The Unionist community in Northern Ireland has been ignored and angered by the actions and words of the European Union. The Northern Ireland Protocol has as its first Article a statement that the Good Friday or Belfast Agreement takes precedence over the Protocol. It states that the constitutional status of Northern Ireland is to be upheld and all has to proceed based on the principle of consent. The hard won peace in 1998 established Stormont as a devolved Assembly where all decisions were to be agreed between the two main communities, Republican and Unionist.

The EU’s insistence that all new laws passed by the EU apply to Northern Ireland breaks that promise of consent. Northern Ireland sends no Ministers to the Council to frame the laws and has no MEPs in the Parliament to approve them. The European Court of Justice is the ultimate authority on how those laws are interpreted and enforced. For this reason all Unionist parties in Northern Ireland refuse to return to Stormont to govern in agreement with their Republican colleagues.

The EU wishes to portray this dispute and the rest of Brexit as a matter of trade, when it is primarily a matter of who governs.
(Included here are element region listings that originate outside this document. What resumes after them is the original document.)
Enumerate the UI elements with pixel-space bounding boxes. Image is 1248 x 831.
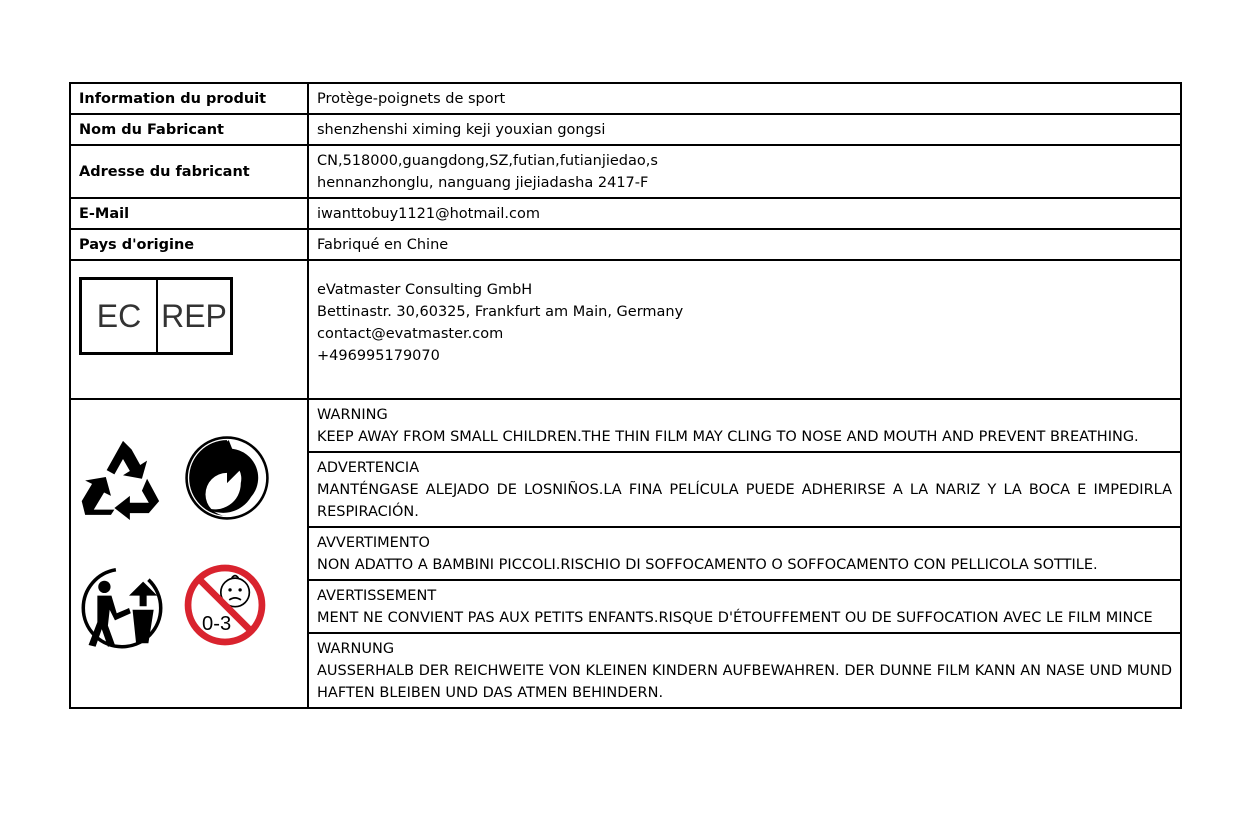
manufacturer-address-label: Adresse du fabricant (70, 145, 308, 198)
warning-title: ADVERTENCIA (317, 460, 420, 476)
warning-text: AUSSERHALB DER REICHWEITE VON KLEINEN KINDERN AUFBEWAHREN. DER DUNNE FILM KANN AN NASE UND MUND HAFTEN BLEIBEN UND DAS ATMEN BEHINDERN. (317, 663, 1172, 701)
warning-text: NON ADATTO A BAMBINI PICCOLI.RISCHIO DI SOFFOCAMENTO O SOFFOCAMENTO CON PELLICOLA SOTTILE. (317, 557, 1098, 573)
ec-rep-address (308, 260, 1181, 399)
ec-rep-line: Bettinastr. 30,60325, Frankfurt am Main, Germany (317, 303, 684, 320)
warning-fr (308, 580, 1181, 633)
ec-rep-line: eVatmaster Consulting GmbH (317, 281, 533, 298)
tidyman-icon (77, 564, 167, 652)
manufacturer-name-label: Nom du Fabricant (70, 114, 308, 145)
warning-title: AVERTISSEMENT (317, 588, 437, 604)
email-label: E-Mail (70, 198, 308, 229)
country-of-origin-label: Pays d'origine (70, 229, 308, 260)
address-line: hennanzhonglu, nanguang jiejiadasha 2417-F (317, 175, 649, 191)
manufacturer-name-value: shenzhenshi ximing keji youxian gongsi (308, 114, 1181, 145)
warning-text: MENT NE CONVIENT PAS AUX PETITS ENFANTS.RISQUE D'ÉTOUFFEMENT OU DE SUFFOCATION AVEC LE FILM MINCE (317, 610, 1153, 626)
warning-text: MANTÉNGASE ALEJADO DE LOSNIÑOS.LA FINA PELÍCULA PUEDE ADHERIRSE A LA NARIZ Y LA BOCA E IMPEDIRLA RESPIRACIÓN. (317, 482, 1172, 520)
warning-it (308, 527, 1181, 580)
ec-rep-logo-rep: REP (161, 298, 227, 334)
green-dot-icon (184, 435, 270, 521)
row-country-of-origin (70, 229, 1181, 260)
symbols-cell (70, 399, 308, 708)
warning-es (308, 452, 1181, 527)
product-info-label: Information du produit (70, 83, 308, 114)
ec-rep-logo (79, 277, 233, 355)
age-range-text: 0-3 (202, 613, 232, 636)
email-value: iwanttobuy1121@hotmail.com (308, 198, 1181, 229)
recycle-icon (79, 434, 167, 520)
product-label-table (69, 82, 1182, 709)
ec-rep-logo-cell (70, 260, 308, 399)
row-warning-en (70, 399, 1181, 452)
warning-title: WARNUNG (317, 641, 395, 657)
ec-rep-line: +496995179070 (317, 347, 440, 364)
ec-rep-line: contact@evatmaster.com (317, 325, 504, 342)
row-manufacturer-address (70, 145, 1181, 198)
row-ec-rep (70, 260, 1181, 399)
warning-title: WARNING (317, 407, 388, 423)
symbols-panel (71, 400, 307, 700)
not-for-children-0-3-icon (183, 563, 267, 647)
manufacturer-address-value (308, 145, 1181, 198)
country-of-origin-value: Fabriqué en Chine (308, 229, 1181, 260)
warning-title: AVVERTIMENTO (317, 535, 430, 551)
row-manufacturer-name (70, 114, 1181, 145)
row-product-info (70, 83, 1181, 114)
warning-de (308, 633, 1181, 708)
row-email (70, 198, 1181, 229)
warning-en (308, 399, 1181, 452)
product-info-value: Protège-poignets de sport (308, 83, 1181, 114)
address-line: CN,518000,guangdong,SZ,futian,futianjiedao,s (317, 153, 658, 169)
warning-text: KEEP AWAY FROM SMALL CHILDREN.THE THIN FILM MAY CLING TO NOSE AND MOUTH AND PREVENT BREATHING. (317, 429, 1139, 445)
ec-rep-logo-ec: EC (82, 280, 158, 352)
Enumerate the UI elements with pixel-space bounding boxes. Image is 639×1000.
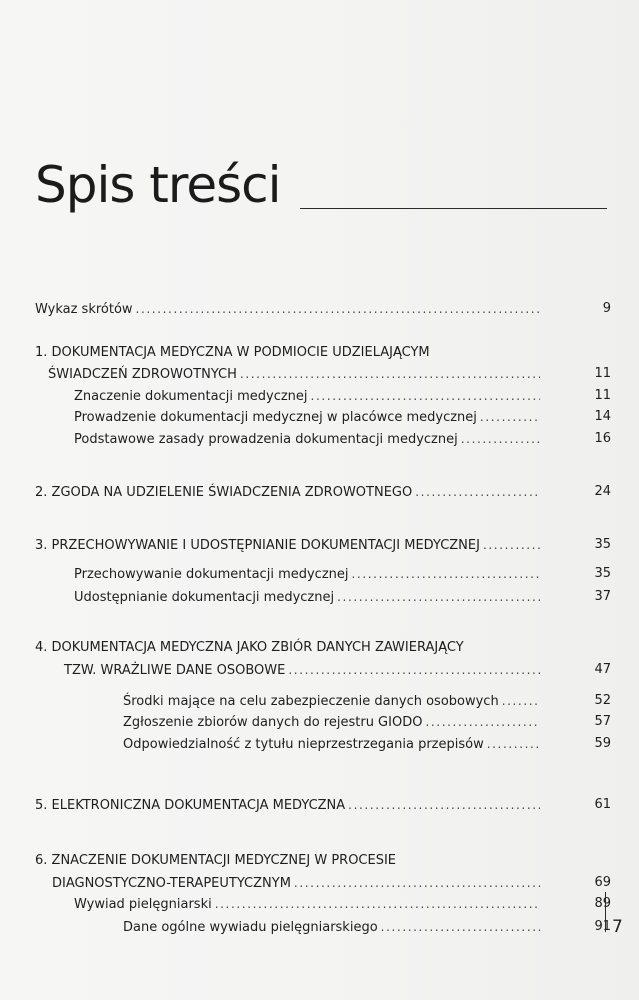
toc-entry-text: Przechowywanie dokumentacji medycznej <box>74 567 349 582</box>
toc-entry-text: Prowadzenie dokumentacji medycznej w placówce medycznej <box>74 410 477 425</box>
toc-page-number: 24 <box>594 484 611 499</box>
toc-entry-text: 2. ZGODA NA UDZIELENIE ŚWIADCZENIA ZDROWOTNEGO <box>35 485 413 500</box>
toc-entry-ch6-s1a[interactable] <box>123 919 611 936</box>
toc-chapter-title-line: 4. DOKUMENTACJA MEDYCZNA JAKO ZBIÓR DANYCH ZAWIERAJĄCY <box>35 640 464 655</box>
toc-entry-text: TZW. WRAŻLIWE DANE OSOBOWE <box>64 663 286 678</box>
toc-page-number: 35 <box>594 537 611 552</box>
toc-entry-text: Zgłoszenie zbiorów danych do rejestru GIODO <box>123 715 423 730</box>
toc-chapter-title-line: 6. ZNACZENIE DOKUMENTACJI MEDYCZNEJ W PROCESIE <box>35 853 397 868</box>
toc-entry-ch6-s1[interactable] <box>74 896 611 913</box>
toc-entry-wykaz[interactable] <box>35 301 611 318</box>
toc-entry-ch5[interactable] <box>35 797 611 814</box>
dot-leader <box>381 919 540 935</box>
dot-leader <box>425 714 540 730</box>
toc-entry-ch4-s1[interactable] <box>123 693 611 710</box>
toc-entry-ch3-s2[interactable] <box>74 589 611 606</box>
toc-entry-text: Odpowiedzialność z tytułu nieprzestrzegania przepisów <box>123 737 484 752</box>
toc-page-number: 47 <box>594 662 611 677</box>
dot-leader <box>483 537 540 553</box>
toc-entry-text: Wywiad pielęgniarski <box>74 897 212 912</box>
toc-page-number: 69 <box>594 875 611 890</box>
dot-leader <box>352 566 541 582</box>
page-title: Spis treści <box>35 156 281 214</box>
toc-entry-text: Środki mające na celu zabezpieczenie danych osobowych <box>123 694 499 709</box>
toc-entry-ch4-s3[interactable] <box>123 736 611 753</box>
dot-leader <box>288 662 540 678</box>
dot-leader <box>461 431 540 447</box>
dot-leader <box>502 693 540 709</box>
dot-leader <box>415 484 540 500</box>
toc-entry-ch6[interactable] <box>52 875 611 892</box>
toc-entry-text: Znaczenie dokumentacji medycznej <box>74 389 308 404</box>
toc-entry-text: Wykaz skrótów <box>35 302 133 317</box>
toc-entry-text: Podstawowe zasady prowadzenia dokumentacji medycznej <box>74 432 458 447</box>
toc-entry-ch2[interactable] <box>35 484 611 501</box>
toc-entry-ch1-s3[interactable] <box>74 431 611 448</box>
dot-leader <box>348 797 540 813</box>
page-folio-number: 7 <box>612 917 623 937</box>
toc-entry-text: ŚWIADCZEŃ ZDROWOTNYCH <box>48 367 237 382</box>
toc-chapter-title-line: 1. DOKUMENTACJA MEDYCZNA W PODMIOCIE UDZIELAJĄCYM <box>35 345 430 360</box>
toc-page-number: 16 <box>594 431 611 446</box>
toc-page-number: 59 <box>594 736 611 751</box>
toc-page-number: 91 <box>594 919 611 934</box>
dot-leader <box>337 589 540 605</box>
toc-page-number: 57 <box>594 714 611 729</box>
toc-entry-text: Udostępnianie dokumentacji medycznej <box>74 590 335 605</box>
dot-leader <box>487 736 540 752</box>
toc-entry-ch1-s2[interactable] <box>74 409 611 426</box>
dot-leader <box>240 366 540 382</box>
toc-entry-text: Dane ogólne wywiadu pielęgniarskiego <box>123 920 378 935</box>
toc-entry-ch3-s1[interactable] <box>74 566 611 583</box>
toc-entry-text: 3. PRZECHOWYWANIE I UDOSTĘPNIANIE DOKUMENTACJI MEDYCZNEJ <box>35 538 480 553</box>
toc-entry-ch4-s2[interactable] <box>123 714 611 731</box>
toc-page-number: 9 <box>602 301 611 316</box>
toc-entry-ch1-s1[interactable] <box>74 388 611 405</box>
toc-page-number: 11 <box>594 388 611 403</box>
dot-leader <box>311 388 540 404</box>
toc-page-number: 11 <box>594 366 611 381</box>
toc-entry-ch4[interactable] <box>64 662 611 679</box>
toc-entry-text: 5. ELEKTRONICZNA DOKUMENTACJA MEDYCZNA <box>35 798 346 813</box>
toc-entry-ch1[interactable] <box>48 366 611 383</box>
toc-page-number: 52 <box>594 693 611 708</box>
toc-page-number: 37 <box>594 589 611 604</box>
toc-page-number: 89 <box>594 896 611 911</box>
toc-entry-text: DIAGNOSTYCZNO-TERAPEUTYCZNYM <box>52 876 291 891</box>
toc-page-number: 14 <box>594 409 611 424</box>
toc-page-number: 35 <box>594 566 611 581</box>
dot-leader <box>480 409 540 425</box>
dot-leader <box>294 875 540 891</box>
toc-page-number: 61 <box>594 797 611 812</box>
dot-leader <box>136 301 540 317</box>
folio-rule <box>605 892 606 932</box>
toc-entry-ch3[interactable] <box>35 537 611 554</box>
dot-leader <box>215 896 540 912</box>
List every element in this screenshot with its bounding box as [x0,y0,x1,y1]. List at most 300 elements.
There are various ways of smoothing the passage of goods between Great Britain, Northern Ireland and the Republic of Ireland that do not require EU laws to apply to Northern Ireland and do not end up in the European Court of Justice. It is the EU’s refusal to explore such options that have left this issue unresolved for so long. The EU should return to the negotiating table willing to accept Article 1 of the Protocol and the Articles of the Good Friday Agreement, and to see they are incompatible with Northern Ireland having to accept EU law and the EU Court.

The UK and the EU have both said they do not want new physical border controls. There is no need for them. The EU now seems to want to walk away from this promise, by proposing new border posts and controls between GB and Northern Ireland, whilst respecting the wish not to have such further controls between NI and the Republic. It is neither sensible nor fair to suggest creating a complex internal border within the UK to avoid one with the EU. The UK would happily make it an offence to seek to send unwanted or non compliant goods to the Republic from Northern Ireland, and would use full state powers to enforce against smuggling. Checks needed on GB to NI trade can as now take place at the premises of the company despatching the goods from GB or at the premises of the buyer in NI. All will be covered by the usual standards, enforcement and electronic paperwork that is used to regulate internal trade in GB. Trusted trader schemes work well. Surely a UK supermarket chain which can send sausages to Liverpool without a border check at the city edge can also be trusted to send the same sausages to Belfast for its store there?

The UK government has said it cannot accept proposals which do not result in the restoration of Stormont. As Unionists have made clear, it will require a sensible fix on trade issues which end the idea that Northern Ireland is governed by EU laws and is still under some influence or jurisdiction of the European Court of Justice. The EU/UK trade agreement has reference to an independent arbitrator for disputes, not to the ECJ. That is what is needed as a long stop in issues of UK to EU trade across the invisible Northern Irish border. People in Northern Ireland will follow EU rules and requirements for anything they export to the Republic as all countries selling into the EU need to do, but not for the rest of their business activity.